Compassion doesn't have to be equal towards all people! It rarely is; it's natural to feel more compassion towards people that are emotionally closer to you. If I help a friend or family member in need, it's not because I feel some sense of duty, but because I care about them and don't want them to suffer.
Well I don’t feel shame about it at all. And I have been obese my whole life. I needed someone to shame me to light the fire under me to begin losing weight. Coddling me was what made me obese in the first place
Not really. Making it impractical worked against smoking. Cars stopped coming with lighters and ash trays. Where smoking is still allowed, it's in a separate section or a bench out back. Triggers for the habit are increasingly absent from media and advertising.
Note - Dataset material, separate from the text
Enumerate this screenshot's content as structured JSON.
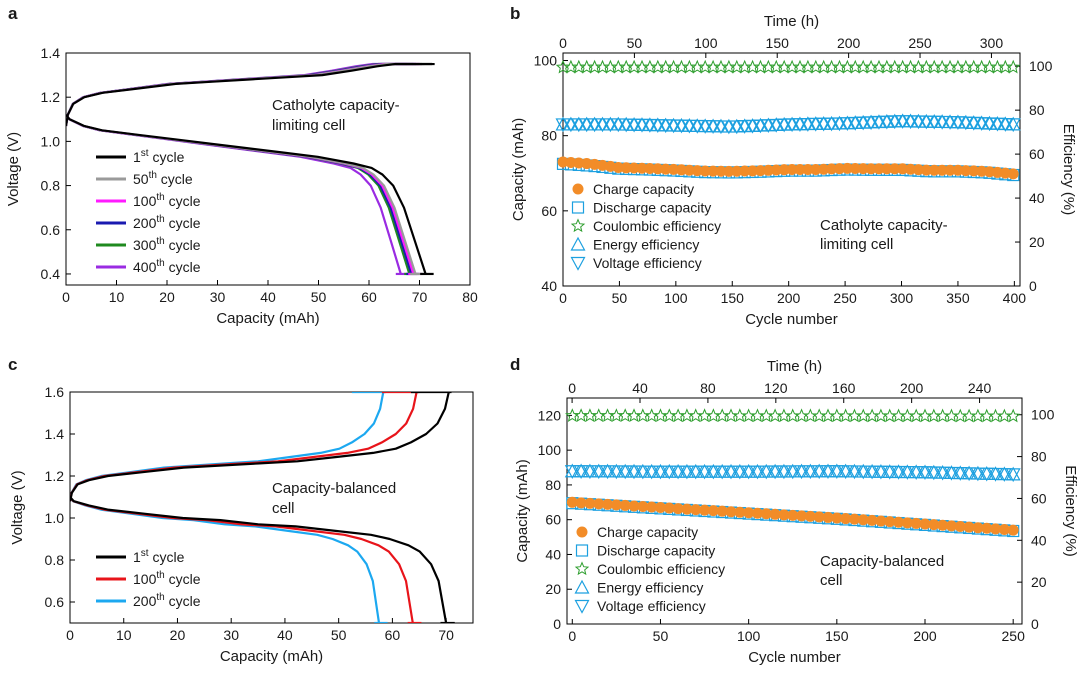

The equivalent here would be banning the over-engineered foods that cause the problem. The common thing is the breaking of a habit. The harder it is to reenforce, the less it's done.
I think kids coming home from school after learning about smoking and shaming their parents for it had a lot to do with the demise of smoking. It made adults ashamed to smoke in their own homes, where anti-smoking laws and norms otherwise had no effect. When parents knew that their kids knew they were being harmed by the habit, that gave a lot of people a strong incentive to quit. Or at least to only smoke outside.
Anti-bullying rules in schools will continue until the children get thinner...
Look at where we were 50 years ago, and where we are today. 50 years ago, lots of bullying but fat kids were rare. Today we have far less bullying, and a ton of fat kids. I don't think it's working.
The issues are access, culture, education, and time constraints. Innovation in these areas are how we can reduce non-communicable disease and the trillion dollar externality of poor diets.